'What? But I thought . . . ? Why did you bring me here, then?'
'If you must know . . . ' Mrs. Dewhurst stopped herself briefly, watching Pamela's reaction very carefully, as though she had waited a long time to make this admission, but still wasn't entirely sure about how or whether she should make it.
Pamela swallowed, wondering what was coming.
'I had planned to adopt you,' she said into Pamela's chagrined silence. 'That was my original intent. It's a good thing I didn't, or things would have ended up a real mess all round.'
It had been weeks since Pamela had had reason to cry, but she wept now as she never had before, kneeling before Mrs. Dewhurst and burying her face in the woman's lap. 'Oh, Pamela, my dear, sweet little girl,' she said quietly through her own tears, 'I loved you from the first moment I saw you, standing on the kerb like an abandoned little waif, afraid to soil the upholstery of my car. I had been so lonely myself, and I was long past daring to hope that anything could ever break up the ice that sealed Theo's heart from the rest of the world. For years we had been living in this house like a pair of strangers- believe it or not, Dewhurst Mansion was not a happy home; not until you came along, with your innocence and your magic, and the half-starved love in you that was so desperate to get out . . .'
So that's what Theo had meant when Mrs. Dewhurst had threatened to disown him. She had really meant it, and he very probably really had hated the little usurper who threatened his complacency, if not his inheritance.

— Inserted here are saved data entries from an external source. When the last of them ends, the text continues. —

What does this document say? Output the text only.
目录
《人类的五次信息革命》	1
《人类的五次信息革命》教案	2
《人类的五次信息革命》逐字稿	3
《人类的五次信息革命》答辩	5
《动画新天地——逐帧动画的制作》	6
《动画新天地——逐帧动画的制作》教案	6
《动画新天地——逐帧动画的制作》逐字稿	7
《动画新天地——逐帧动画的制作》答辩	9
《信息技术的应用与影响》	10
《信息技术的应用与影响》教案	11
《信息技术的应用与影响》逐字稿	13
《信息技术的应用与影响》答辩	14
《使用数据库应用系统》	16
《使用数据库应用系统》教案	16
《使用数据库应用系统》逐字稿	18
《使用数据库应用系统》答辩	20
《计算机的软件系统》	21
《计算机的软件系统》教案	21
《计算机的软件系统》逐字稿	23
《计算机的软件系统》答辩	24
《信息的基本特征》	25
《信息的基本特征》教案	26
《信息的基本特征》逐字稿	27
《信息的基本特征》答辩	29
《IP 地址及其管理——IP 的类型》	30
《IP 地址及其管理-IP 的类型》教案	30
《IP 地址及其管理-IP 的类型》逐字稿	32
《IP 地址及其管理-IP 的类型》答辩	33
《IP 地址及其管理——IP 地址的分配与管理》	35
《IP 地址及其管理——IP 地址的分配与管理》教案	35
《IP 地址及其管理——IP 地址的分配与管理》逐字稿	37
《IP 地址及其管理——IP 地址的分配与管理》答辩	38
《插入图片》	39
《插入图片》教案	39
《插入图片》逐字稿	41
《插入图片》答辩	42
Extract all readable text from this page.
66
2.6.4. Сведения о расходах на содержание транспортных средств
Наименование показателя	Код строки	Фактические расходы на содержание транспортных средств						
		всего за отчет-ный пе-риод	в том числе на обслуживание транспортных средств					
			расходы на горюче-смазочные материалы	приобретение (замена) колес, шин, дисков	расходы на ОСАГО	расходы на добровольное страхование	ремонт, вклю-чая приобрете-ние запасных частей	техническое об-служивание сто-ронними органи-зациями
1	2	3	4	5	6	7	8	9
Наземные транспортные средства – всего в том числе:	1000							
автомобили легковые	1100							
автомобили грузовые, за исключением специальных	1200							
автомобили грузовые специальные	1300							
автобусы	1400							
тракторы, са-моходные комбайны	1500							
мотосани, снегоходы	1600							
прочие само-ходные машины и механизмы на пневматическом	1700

'Only a miracle,' she thought to herself over and over, 'only a miracle could have brought the two of us together.'
After composing herself and sharing some wine, Pamela suddenly felt as though she could sleep after all. She said her goodnights and went upstairs to join Tessa. When she got to the bedroom door, she noticed that Tessa had gone to bed, that the light was off. Opening the door as silently as possible, shutting it and moving towards the bed, she got undressed in the dark to avoid waking her friend. The air was cold and damp- someone, probably Tessa, had left a window open. Outside, the sound of the incessant downpour was very loud, like a dirge.
Pamela sighed to herself, feeling more relaxed and content than ever. Oh, she would sleep well tonight! Her mind was as tired as her body, and it still reeled as though she were still dancing in Theo's arms, and a hundred images of the day's activities flickered in the background of her thoughts, right alongside myriad images of what was to come tomorrow.